Denen will ich auch nichts unterstellen, aber die Gefahr ist dennoch nicht von der Hand zu weisen. Man muss dafür sensibilisieren, dass das nicht nur ein unangemessener Sprachgebrauch ist, sondern ein Spiel mit dem Feuer.

Selbst in deutschen Medien wird das Wort "Säuberung" in Bezug auf Erdoğan nicht immer in Anführungsstriche gesetzt.

Da gibt es auch noch andere Beispiele: Wolfgang Schäuble sprach vor nicht allzu langer Zeit von einer "Flüchtlingslawine". Ich fand es beruhigend, dass Ihre Kollegen von der FAZ diesen Begriff umgehend in Anführungszeichen setzten. Noch in den 80er Jahren war so etwas nicht selbstverständlich, da wurden Begriffe wie "Flüchtlingsstrom" oder "Flüchtlingswelle" ganz ungerührt verwendet. Angela Merkel sprach kürzlich von einer "Flüchtlingsbewegung", dieses Wort fand ich viel unproblematischer.

Begriffe wie "Lawine", "Strom", "Welle" sind also immer Kampfbegriffe?

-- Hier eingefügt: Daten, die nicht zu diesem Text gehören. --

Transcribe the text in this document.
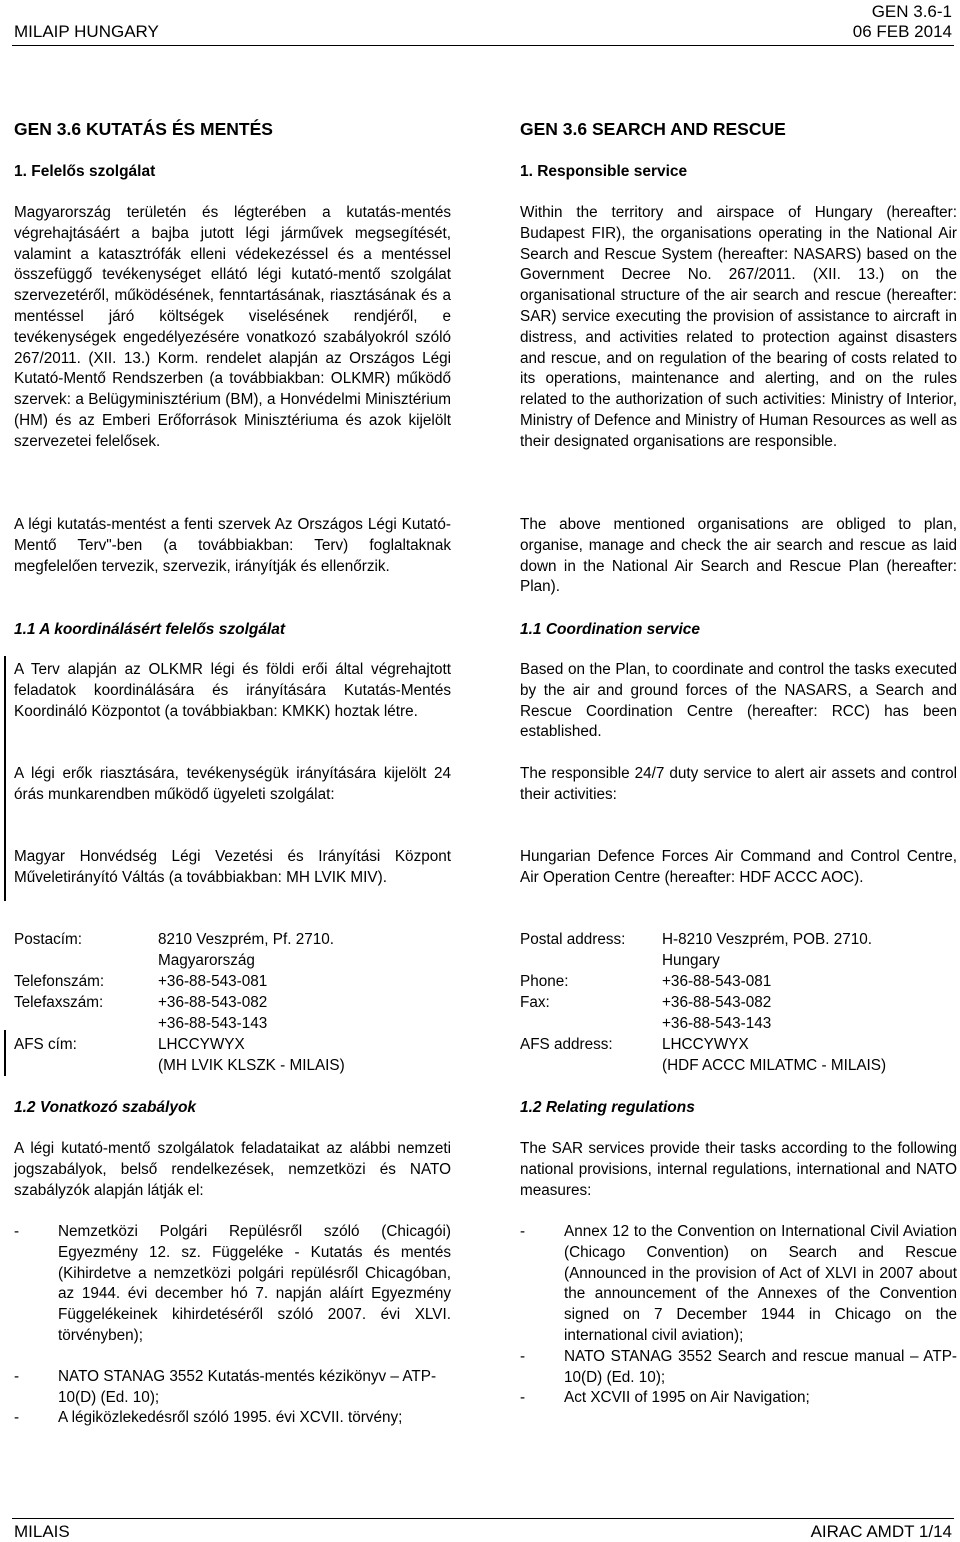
MILAIP HUNGARY
GEN 3.6-1
06 FEB 2014
GEN 3.6 KUTATÁS ÉS MENTÉS
1. Felelős szolgálat

Magyarország területén és légterében a kutatás-mentés végrehajtásáért a bajba jutott légi járművek megsegítését, valamint a katasztrófák elleni védekezéssel és a mentéssel összefüggő tevékenységet ellátó légi kutató-mentő szolgálat szervezetéről, működésének, fenntartásának, riasztásának és a mentéssel járó költségek viselésének rendjéről, e tevékenységek engedélyezésére vonatkozó szabályokról szóló 267/2011. (XII. 13.) Korm. rendelet alapján az Országos Légi Kutató-Mentő Rendszerben (a továbbiakban: OLKMR) működő szervek: a Belügyminisztérium (BM), a Honvédelmi Minisztérium (HM) és az Emberi Erőforrások Minisztériuma és azok kijelölt szervezetei felelősek.

A légi kutatás-mentést a fenti szervek Az Országos Légi Kutató-Mentő Terv"-ben (a továbbiakban: Terv) foglaltaknak megfelelően tervezik, szervezik, irányítják és ellenőrzik.

1.1 A koordinálásért felelős szolgálat

A Terv alapján az OLKMR légi és földi erői által végrehajtott feladatok koordinálására és irányítására Kutatás-Mentés Koordináló Központot (a továbbiakban: KMKK) hoztak létre.

A légi erők riasztására, tevékenységük irányítására kijelölt 24 órás munkarendben működő ügyeleti szolgálat:

Magyar Honvédség Légi Vezetési és Irányítási Központ Műveletirányító Váltás (a továbbiakban: MH LVIK MIV).

Postacím:	8210 Veszprém, Pf. 2710.
Magyarország
Telefonszám:	+36-88-543-081
Telefaxszám:	+36-88-543-082
+36-88-543-143
AFS cím:	LHCCYWYX
(MH LVIK KLSZK - MILAIS)
1.2 Vonatkozó szabályok

A légi kutató-mentő szolgálatok feladataikat az alábbi nemzeti jogszabályok, belső rendelkezések, nemzetközi és NATO szabályzók alapján látják el:

-	Nemzetközi Polgári Repülésről szóló (Chicagói) Egyezmény 12. sz. Függeléke - Kutatás és mentés (Kihirdetve a nemzetközi polgári repülésről Chicagóban, az 1944. évi december hó 7. napján aláírt Egyezmény Függelékeinek kihirdetéséről szóló 2007. évi XLVI. törvényben);
-	NATO STANAG 3552 Kutatás-mentés kézikönyv – ATP-10(D) (Ed. 10);
-	A légiközlekedésről szóló 1995. évi XCVII. törvény;
GEN 3.6 SEARCH AND RESCUE
1. Responsible service

Within the territory and airspace of Hungary (hereafter: Budapest FIR), the organisations operating in the National Air Search and Rescue System (hereafter: NASARS) based on the Government Decree No. 267/2011. (XII. 13.) on the organisational structure of the air search and rescue (hereafter: SAR) service executing the provision of assistance to aircraft in distress, and activities related to protection against disasters and rescue, and on regulation of the bearing of costs related to its operations, maintenance and alerting, and on the rules related to the authorization of such activities: Ministry of Interior, Ministry of Defence and Ministry of Human Resources as well as their designated organisations are responsible.

The above mentioned organisations are obliged to plan, organise, manage and check the air search and rescue as laid down in the National Air Search and Rescue Plan (hereafter: Plan).

1.1 Coordination service

Based on the Plan, to coordinate and control the tasks executed by the air and ground forces of the NASARS, a Search and Rescue Coordination Centre (hereafter: RCC) has been established.

The responsible 24/7 duty service to alert air assets and control their activities:

Hungarian Defence Forces Air Command and Control Centre, Air Operation Centre (hereafter: HDF ACCC AOC).

Postal address: H-8210 Veszprém, POB. 2710.
Hungary
Phone:	+36-88-543-081
Fax:	+36-88-543-082
+36-88-543-143
AFS address:	LHCCYWYX
(HDF ACCC MILATMC - MILAIS)
1.2 Relating regulations

The SAR services provide their tasks according to the following national provisions, internal regulations, international and NATO measures:

-	Annex 12 to the Convention on International Civil Aviation (Chicago Convention) on Search and Rescue (Announced in the provision of Act of XLVI in 2007 about the announcement of the Annexes of the Convention signed on 7 December 1944 in Chicago on the international civil aviation);
-	NATO STANAG 3552 Search and rescue manual – ATP-10(D) (Ed. 10);
-	Act XCVII of 1995 on Air Navigation;
MILAIS	AIRAC AMDT 1/14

Zumindest wenn sie nicht völlig gedankenlos verwendet werden. Interessanterweise erlebt ein Begriff, wie die völlig diskreditierte "Endlösung" in anderen Zusammenhängen gerade eine Wiederbelebung. Denken Sie etwa an "Endlösung" der Atommüllfrage. Im Gegensatz zu Politikern, die meist wissen, wie man Wörter bewusst einsetzt, unterstelle ich anderen Menschen dabei auch keinen bösen Willen, sondern eher Gedankenlosigkeit oder Geschichtsvergessenheit. Auch das Wort "Sonderbehandlung" taucht inzwischen wieder auf, obwohl es ein übler Nazibegriff ist.

Gibt es noch andere belastete Wörter?

Jede Menge, aber das verändert sich natürlich: "Rasse", "Blut und Boden". "Mädel" kennen wir von der Naziorganisation Bund Deutscher Mädel. Der Ausdruck wird heute eher flapsig verwendet. Das ist auch unproblematisch, denn man muss sich immer den Kontext anschauen, in dem solche Wörter verwendet werden. Direkt nach 1945 war das Wort "Lager" belastet, heute haben wir damit kein Problem mehr. Nur wenn jemand ein Flüchtlingslager als "Konzentrationslager" bezeichnen würde, wird es problematisch.

Ist das eine Spezialität der politischen Rechten?

Die können das besonders gut, weil sie politisch aufgeladene und belastete Vokabeln mit traumwandlerischer Sicherheit gezielt verwenden. Man kann ihnen nichts nachweisen, aber die, die es hören sollen, die hören dann auch diese Wörter ganz genauso wie sie gemeint sind.

Zur Person

Der Sprachwissenschaftler Thomas Niehr, 55, lehrt an der Rheinisch-Westfälischen Technischen Hochschule (RWTH) Aachen und ist Vorsitzender der Arbeitsgemeinschaft "Sprache in der Politik".

Hier bezeichnen wir Attentäter als "Terroristen", woanders sind es "Freiheitskämpfer". Kann Sprache überhaupt objektiv sein?

Sprache ist immer perspektivengebunden. Mithin kann es eine objektive Sprache nicht geben. Durch Sprache schaffen wir erst unsere Wirklichkeit. Natürlich passiert da vieles auch unbewusst. Aber gerade in politischen Auseinandersetzungen ist Sprache das Mittel der Wahl, um eine bestimmte Sicht der Dinge zu propagieren.